Defect recognition in Ti-6Al-4V fabrication by in situ monitoring of directed energy deposition using a laser beam

This paper aims to investigate the relationship between in situ monitoring characteristics and surface defects in laser-based directed energydeposited Ti-6Al-4V.

In situ monitoring was conducted to extract and quantify the monitoring characteristics of each frame. A two-dimensional contour map was generated using the quantified characteristics to determine the defect formation locations. Computational thermal-fluid dynamics software was used to determine which surface tension terms or shielding gas had a significant effect on the depression of the molten pool.

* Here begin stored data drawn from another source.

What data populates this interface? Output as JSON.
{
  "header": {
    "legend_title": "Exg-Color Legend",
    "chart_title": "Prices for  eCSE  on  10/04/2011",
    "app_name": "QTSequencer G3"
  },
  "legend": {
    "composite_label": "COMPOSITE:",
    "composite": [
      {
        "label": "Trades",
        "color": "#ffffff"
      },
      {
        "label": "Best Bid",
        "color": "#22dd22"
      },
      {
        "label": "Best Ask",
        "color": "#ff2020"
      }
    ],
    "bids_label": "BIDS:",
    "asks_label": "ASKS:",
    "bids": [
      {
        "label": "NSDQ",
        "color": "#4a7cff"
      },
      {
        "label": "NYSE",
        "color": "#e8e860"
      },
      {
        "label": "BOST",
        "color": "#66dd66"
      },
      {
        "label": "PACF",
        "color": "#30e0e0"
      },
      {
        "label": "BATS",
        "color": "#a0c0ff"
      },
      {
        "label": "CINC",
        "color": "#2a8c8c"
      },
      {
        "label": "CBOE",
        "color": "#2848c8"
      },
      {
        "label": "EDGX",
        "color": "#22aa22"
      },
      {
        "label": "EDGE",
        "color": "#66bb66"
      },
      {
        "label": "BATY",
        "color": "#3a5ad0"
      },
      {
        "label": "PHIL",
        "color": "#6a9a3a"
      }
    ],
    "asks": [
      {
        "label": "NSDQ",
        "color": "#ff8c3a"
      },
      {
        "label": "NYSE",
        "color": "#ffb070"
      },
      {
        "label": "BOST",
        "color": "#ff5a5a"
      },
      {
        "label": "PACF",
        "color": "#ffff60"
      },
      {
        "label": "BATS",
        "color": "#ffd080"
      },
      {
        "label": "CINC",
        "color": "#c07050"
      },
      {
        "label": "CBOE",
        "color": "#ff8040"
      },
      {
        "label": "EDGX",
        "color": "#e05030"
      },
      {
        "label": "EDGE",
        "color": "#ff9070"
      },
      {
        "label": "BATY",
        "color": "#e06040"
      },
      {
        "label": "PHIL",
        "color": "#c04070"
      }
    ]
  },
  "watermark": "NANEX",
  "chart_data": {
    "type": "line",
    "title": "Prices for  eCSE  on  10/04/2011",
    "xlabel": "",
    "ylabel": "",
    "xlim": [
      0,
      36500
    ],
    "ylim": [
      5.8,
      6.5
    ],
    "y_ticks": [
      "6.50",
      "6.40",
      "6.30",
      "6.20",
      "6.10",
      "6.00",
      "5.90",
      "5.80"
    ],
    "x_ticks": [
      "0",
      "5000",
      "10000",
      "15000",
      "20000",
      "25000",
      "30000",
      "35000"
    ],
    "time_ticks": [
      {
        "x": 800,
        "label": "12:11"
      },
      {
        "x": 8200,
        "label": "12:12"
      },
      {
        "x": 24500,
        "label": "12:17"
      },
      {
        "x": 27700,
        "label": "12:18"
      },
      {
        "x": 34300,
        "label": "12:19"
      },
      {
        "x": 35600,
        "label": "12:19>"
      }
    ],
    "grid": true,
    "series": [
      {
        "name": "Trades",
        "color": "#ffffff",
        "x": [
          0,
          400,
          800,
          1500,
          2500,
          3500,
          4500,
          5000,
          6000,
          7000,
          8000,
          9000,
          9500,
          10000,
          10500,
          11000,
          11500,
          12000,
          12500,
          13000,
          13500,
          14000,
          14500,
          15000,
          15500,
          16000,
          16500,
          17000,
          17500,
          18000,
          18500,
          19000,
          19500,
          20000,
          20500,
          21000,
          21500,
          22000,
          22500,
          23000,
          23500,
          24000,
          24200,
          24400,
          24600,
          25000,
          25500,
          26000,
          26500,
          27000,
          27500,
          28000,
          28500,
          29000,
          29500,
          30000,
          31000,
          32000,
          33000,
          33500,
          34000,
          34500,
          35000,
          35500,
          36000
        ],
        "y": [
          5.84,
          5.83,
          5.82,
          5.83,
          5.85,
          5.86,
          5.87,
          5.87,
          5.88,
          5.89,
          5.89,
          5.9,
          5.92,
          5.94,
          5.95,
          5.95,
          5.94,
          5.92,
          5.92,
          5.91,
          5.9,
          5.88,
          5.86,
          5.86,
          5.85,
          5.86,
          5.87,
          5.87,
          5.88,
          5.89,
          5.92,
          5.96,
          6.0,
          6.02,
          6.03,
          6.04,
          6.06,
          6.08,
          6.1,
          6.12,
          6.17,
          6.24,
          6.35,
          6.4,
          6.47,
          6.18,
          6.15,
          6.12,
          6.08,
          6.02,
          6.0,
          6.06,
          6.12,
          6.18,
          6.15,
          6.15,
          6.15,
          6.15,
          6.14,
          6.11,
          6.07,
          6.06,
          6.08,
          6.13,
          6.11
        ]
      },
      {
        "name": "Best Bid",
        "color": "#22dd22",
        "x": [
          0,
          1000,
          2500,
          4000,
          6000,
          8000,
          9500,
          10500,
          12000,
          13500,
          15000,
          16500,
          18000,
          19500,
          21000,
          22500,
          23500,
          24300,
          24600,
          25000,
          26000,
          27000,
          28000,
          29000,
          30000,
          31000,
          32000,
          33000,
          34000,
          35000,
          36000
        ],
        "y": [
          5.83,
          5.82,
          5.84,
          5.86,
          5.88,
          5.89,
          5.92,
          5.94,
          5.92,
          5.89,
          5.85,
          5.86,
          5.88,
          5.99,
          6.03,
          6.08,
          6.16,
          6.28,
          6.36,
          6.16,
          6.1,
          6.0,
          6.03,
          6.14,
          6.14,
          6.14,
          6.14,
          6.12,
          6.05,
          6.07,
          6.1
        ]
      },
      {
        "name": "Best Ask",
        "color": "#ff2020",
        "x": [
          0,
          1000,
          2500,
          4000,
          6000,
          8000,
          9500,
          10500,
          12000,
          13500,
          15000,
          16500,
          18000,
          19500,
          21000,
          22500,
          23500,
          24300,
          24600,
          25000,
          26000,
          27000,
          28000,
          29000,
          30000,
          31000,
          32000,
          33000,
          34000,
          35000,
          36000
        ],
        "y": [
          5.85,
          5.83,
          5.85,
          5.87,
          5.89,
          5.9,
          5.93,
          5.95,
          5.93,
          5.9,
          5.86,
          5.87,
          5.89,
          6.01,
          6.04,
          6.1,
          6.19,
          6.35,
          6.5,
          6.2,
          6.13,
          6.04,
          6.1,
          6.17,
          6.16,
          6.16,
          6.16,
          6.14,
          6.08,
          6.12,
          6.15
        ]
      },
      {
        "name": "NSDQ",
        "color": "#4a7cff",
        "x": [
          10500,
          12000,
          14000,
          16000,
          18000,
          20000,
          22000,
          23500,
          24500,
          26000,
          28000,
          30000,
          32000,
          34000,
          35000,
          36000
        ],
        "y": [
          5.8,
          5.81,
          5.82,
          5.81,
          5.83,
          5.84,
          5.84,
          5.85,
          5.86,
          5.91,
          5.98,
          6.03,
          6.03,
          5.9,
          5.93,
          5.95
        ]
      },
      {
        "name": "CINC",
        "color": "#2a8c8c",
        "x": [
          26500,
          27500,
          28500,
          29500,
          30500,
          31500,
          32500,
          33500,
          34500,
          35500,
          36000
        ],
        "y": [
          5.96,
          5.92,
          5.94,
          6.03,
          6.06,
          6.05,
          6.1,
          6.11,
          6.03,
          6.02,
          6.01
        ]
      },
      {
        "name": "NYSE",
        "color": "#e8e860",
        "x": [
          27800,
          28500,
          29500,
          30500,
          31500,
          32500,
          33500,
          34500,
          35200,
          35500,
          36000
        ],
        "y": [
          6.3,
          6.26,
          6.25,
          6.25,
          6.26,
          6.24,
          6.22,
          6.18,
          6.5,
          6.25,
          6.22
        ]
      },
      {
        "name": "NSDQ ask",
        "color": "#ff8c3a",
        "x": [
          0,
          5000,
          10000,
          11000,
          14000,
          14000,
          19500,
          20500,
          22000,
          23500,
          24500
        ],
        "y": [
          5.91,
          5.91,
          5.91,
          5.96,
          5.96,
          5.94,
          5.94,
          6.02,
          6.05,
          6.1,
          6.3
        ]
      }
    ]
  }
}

This study has made a significant contribution by revealing the direct correlation between the molten pool size and brightness with defect formation in laser-based DED of Ti-6Al-4V. It was found that in regions of reduced height, the molten pool exhibited increased size and brightness, leading to surface depressions due to vapor recoil pressure flattening the molten pool. Moreover, the results highlighted that the enhanced Marangoni forces, caused by a high-temperature gradient, hindered the proper accumulation of molten metal, exacerbating height reductions. This insight provides a deeper understanding of how molten pool dynamics directly influence surface quality, which is a critical factor in DED processes.

This study contributes to understanding of the relationship between in situ monitoring characteristics and surface defects in laser-based directed energy-deposited Ti-6Al-4V. Additionally, by using in situ monitoring and computational analysis, significant insights were gained into the factors influencing molten pool behavior and subsequent surface defects.